Campbell points to audience areas in which Nine Entertainment – which of course, has an FTA television station as well as its former Fairfax print mastheads – outreaches News Corp in Australia, but the point is not just about reach but how it is used.

Inquiry witnesses have told chair Sarah Hanson-Young of a variety of incidences in which they believed balance was lacking, and she says she has much more to hear.
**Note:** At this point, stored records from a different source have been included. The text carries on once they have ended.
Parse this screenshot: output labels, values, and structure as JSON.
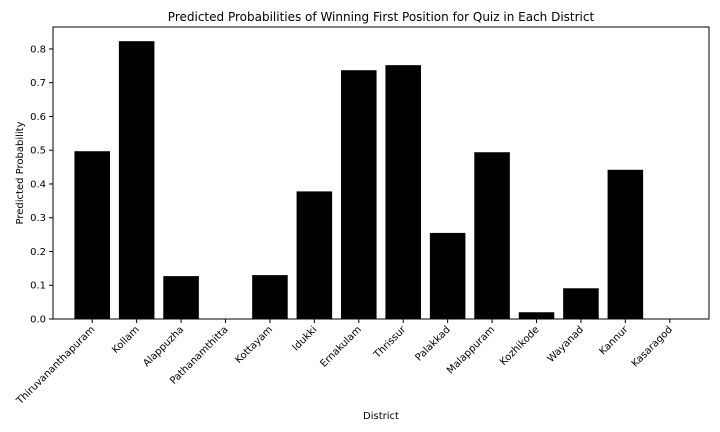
{
  "chart_data": {
    "type": "bar",
    "title": "Predicted Probabilities of Winning First Position for Quiz in Each District",
    "xlabel": "District",
    "ylabel": "Predicted Probability",
    "categories": [
      "Thiruvananthapuram",
      "Kollam",
      "Alappuzha",
      "Pathanamthitta",
      "Kottayam",
      "Idukki",
      "Ernakulam",
      "Thrissur",
      "Palakkad",
      "Malappuram",
      "Kozhikode",
      "Wayanad",
      "Kannur",
      "Kasaragod"
    ],
    "values": [
      0.497,
      0.823,
      0.127,
      0.0,
      0.13,
      0.378,
      0.737,
      0.752,
      0.255,
      0.494,
      0.02,
      0.091,
      0.442,
      0.0
    ],
    "ylim": [
      0,
      0.865
    ],
    "yticks": [
      0.0,
      0.1,
      0.2,
      0.3,
      0.4,
      0.5,
      0.6,
      0.7,
      0.8
    ],
    "ytick_labels": [
      "0.0",
      "0.1",
      "0.2",
      "0.3",
      "0.4",
      "0.5",
      "0.6",
      "0.7",
      "0.8"
    ],
    "bar_color": "#000000",
    "grid": false,
    "legend": "none"
  }
}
Among Monday’s, US climate expert Michael Mann told the hearing he assumed no Australian experts were giving evidence because they feared being pilloried by News’ media.

Monday’s hearing also learned of the problems of covering local news, both for regional TV stations and for residents in regional areas, many of which are increasingly becoming ‘news deserts’ as print titles are closed.

In what we like to think is a democracy, these are important problems deserving considered advice, but Greens senator Hanson-Young’s difficulty will be in framing solutions which have the proverbial snowflake’s chance of support from the government of the day – of whichever persuasion that is.

Tweaking with the tax system to boost public funding for public interest journalism might be possible, but don’t expect backing for former daily newspaper editor Andrew Jaspan’s suggestion that we clip Google’s and Facebook’s ticket for ten per cent – or he estimates, $600 million – of profits.

Regional TV chiefs Andrew Lancaster, Ian Audsley and Alistair Feehan can probably whistle for the reduced regulation they believe might make local news broadcasts viable.

And the power Turnbull says Murdoch wields “like a political party”? As he says, the genie was let out of the bottle with then treasurer Paul Keating’s decision to allow News to buy the Herald & Weekly Times company in 1987, and it isn’t going back any time soon.